10月1日 全日程終了(女満別、中標津便乗車両有り)
募集定員 40名 参加費用 78000円 9月24日夕食から9月30日朝食までの宿泊食事、装備、保険料を含みます。酒は各自。
30日の食費、宿泊代は別途集める予定。
シーカヤックシンポジウム・スタッフ
主催 知床シーカヤックシンポジウム実行委員会事務局 渡辺憲嗣
委員 深澤達矢、新井場隆雄、杉山佳尚、新谷暁生
後援 羅臼町教育委員会、知床羅臼観光協会
知床遊漁船組合、羅臼アイヌ・ウタリ協会、知床財団
特別協賛 秀岳荘
協賛 パタゴニア、モンベル、ゴールドウィン、フルマークス
ゲスト 柴田丈広 吉角立自 辻井隆行
■柴田丈広氏の紹介
1968年東京生まれ、カナダ、グランビルアイランドでダン・ルイスに師事、その後日本のシーカヤック界をリードする。
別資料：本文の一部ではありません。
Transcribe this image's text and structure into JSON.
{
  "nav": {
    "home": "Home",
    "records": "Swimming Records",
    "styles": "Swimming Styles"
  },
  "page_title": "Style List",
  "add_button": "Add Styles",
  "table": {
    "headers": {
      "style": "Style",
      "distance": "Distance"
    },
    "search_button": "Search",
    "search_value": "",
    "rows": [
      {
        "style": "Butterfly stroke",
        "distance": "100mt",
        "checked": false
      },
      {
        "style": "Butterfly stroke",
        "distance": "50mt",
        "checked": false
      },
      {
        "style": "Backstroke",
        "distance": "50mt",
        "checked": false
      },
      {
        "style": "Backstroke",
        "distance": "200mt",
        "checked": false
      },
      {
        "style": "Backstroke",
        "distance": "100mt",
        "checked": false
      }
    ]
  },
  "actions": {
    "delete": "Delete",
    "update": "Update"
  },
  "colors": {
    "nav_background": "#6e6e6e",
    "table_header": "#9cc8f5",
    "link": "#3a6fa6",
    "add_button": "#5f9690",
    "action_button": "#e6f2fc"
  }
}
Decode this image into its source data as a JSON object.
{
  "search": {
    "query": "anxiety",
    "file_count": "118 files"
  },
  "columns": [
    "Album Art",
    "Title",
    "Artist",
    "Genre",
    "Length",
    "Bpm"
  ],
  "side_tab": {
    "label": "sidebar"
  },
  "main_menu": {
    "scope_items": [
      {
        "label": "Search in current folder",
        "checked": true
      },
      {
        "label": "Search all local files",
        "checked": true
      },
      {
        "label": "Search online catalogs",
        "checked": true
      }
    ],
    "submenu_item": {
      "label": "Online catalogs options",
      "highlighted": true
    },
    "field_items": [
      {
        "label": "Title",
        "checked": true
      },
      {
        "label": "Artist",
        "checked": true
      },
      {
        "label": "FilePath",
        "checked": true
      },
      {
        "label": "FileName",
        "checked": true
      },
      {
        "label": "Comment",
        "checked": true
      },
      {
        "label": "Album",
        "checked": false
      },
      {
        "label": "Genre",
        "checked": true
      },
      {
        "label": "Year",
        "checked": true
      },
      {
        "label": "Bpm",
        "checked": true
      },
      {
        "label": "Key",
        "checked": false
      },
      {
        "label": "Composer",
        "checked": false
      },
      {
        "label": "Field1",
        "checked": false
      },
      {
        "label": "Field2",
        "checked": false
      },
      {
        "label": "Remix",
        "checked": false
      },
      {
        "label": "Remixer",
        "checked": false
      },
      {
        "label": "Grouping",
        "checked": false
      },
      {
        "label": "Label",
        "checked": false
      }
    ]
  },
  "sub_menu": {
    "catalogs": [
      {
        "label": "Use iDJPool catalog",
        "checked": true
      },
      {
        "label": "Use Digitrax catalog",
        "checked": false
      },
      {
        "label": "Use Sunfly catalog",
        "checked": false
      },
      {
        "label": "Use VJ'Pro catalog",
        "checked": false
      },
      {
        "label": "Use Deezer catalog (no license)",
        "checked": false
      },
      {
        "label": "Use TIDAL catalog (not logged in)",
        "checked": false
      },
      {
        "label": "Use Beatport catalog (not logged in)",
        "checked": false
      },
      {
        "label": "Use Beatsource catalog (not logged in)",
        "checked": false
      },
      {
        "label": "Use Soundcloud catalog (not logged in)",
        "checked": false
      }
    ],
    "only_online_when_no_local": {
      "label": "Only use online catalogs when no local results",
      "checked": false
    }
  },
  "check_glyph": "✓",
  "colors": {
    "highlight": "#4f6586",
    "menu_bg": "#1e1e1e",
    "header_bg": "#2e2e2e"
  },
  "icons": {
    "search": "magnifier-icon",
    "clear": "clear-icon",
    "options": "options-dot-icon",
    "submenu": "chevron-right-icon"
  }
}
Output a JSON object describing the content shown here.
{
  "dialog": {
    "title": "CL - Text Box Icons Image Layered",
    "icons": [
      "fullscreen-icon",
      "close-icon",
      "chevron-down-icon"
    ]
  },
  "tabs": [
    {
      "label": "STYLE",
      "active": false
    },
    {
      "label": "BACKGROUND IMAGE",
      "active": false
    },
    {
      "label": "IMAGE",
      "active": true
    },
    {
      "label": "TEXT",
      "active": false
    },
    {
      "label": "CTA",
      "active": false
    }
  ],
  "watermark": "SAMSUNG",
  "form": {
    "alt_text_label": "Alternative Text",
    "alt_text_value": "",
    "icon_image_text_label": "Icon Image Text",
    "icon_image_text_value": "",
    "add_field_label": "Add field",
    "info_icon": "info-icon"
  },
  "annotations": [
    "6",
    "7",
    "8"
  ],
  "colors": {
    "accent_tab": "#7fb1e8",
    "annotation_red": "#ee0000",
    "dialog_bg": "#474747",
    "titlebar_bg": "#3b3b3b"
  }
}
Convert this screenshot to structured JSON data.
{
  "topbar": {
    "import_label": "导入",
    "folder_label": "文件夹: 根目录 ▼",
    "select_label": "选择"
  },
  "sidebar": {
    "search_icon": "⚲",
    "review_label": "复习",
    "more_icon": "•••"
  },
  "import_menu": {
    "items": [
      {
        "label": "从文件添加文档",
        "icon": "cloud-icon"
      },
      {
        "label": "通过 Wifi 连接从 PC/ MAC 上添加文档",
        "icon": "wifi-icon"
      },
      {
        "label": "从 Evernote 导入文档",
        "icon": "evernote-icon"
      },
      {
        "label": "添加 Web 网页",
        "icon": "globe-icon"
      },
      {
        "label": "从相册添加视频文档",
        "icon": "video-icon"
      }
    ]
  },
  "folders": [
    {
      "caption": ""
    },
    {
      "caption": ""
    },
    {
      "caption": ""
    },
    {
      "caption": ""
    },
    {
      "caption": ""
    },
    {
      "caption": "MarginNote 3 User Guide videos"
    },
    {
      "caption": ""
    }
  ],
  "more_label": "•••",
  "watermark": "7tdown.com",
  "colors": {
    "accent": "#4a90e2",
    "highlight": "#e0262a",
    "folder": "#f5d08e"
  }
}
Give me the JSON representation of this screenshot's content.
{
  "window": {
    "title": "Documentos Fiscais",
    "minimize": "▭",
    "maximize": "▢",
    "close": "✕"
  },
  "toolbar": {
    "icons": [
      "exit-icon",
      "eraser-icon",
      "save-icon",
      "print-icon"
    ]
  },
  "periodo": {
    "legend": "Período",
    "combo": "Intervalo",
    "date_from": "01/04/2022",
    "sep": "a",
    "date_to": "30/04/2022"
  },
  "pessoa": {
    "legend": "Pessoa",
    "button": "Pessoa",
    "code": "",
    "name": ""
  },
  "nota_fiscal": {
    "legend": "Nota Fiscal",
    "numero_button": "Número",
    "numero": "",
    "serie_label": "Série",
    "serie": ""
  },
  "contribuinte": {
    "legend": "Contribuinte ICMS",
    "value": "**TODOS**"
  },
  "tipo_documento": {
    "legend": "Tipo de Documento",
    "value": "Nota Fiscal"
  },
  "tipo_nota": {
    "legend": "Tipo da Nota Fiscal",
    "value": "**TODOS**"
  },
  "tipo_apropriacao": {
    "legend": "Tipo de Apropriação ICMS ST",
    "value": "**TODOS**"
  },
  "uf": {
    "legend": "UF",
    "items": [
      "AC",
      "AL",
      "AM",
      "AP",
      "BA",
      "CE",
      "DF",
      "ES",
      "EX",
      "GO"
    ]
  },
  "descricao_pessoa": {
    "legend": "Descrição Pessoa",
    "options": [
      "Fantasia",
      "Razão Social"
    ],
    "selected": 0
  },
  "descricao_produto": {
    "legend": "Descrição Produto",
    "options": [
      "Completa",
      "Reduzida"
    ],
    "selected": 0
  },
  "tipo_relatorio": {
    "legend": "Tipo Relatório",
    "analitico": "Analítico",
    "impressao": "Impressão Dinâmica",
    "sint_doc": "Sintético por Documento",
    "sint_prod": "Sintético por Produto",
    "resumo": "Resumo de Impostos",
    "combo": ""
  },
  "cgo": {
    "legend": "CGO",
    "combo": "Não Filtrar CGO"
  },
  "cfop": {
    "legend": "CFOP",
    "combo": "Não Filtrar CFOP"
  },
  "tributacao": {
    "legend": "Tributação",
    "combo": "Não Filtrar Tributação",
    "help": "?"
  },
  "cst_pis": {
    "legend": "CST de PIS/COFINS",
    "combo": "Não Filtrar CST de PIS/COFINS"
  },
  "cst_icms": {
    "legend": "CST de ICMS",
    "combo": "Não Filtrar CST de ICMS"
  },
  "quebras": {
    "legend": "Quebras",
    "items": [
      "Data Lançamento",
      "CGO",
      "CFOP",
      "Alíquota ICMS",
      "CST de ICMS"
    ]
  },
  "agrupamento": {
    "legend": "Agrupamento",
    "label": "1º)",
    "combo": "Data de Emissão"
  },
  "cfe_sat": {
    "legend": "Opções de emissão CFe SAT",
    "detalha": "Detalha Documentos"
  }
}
1994年、スウェーデン国境からロシア国境まで、ノードカップ(ヨーロッパ最北端の岬)を越えノルウェー沿岸3000kmを漕破。アルガ・フォレスト代表・JRCA日本レクレーショナルカヌー協会理事。
■吉角立自氏の紹介
1959年伊勢生まれ、シーカヤックメーカーでありガイド、インストラクションを行うパドルコースト代表。パンナムクリッパーカップのクルーなど、長い外洋ヨットレースの経験を生かし、安全なシーカヤックの普及、啓蒙活動を続けている。JSCA日本セィフテイカヌー協会インストラクタートレーナー。
■辻井隆行氏の紹介
1968 年東京生まれ、1998年にカナダ、バンクーバー島を1周後、翌年カューケット・サウンドのウエストコーストエクスペディションズ(WCE)でガイドとして暮す。その後もグリーンランドやパタゴニアに足跡をしるし、様々なジャンルの人たちが行う遠征の良き相談役となる。パタゴニア日本支社勤務。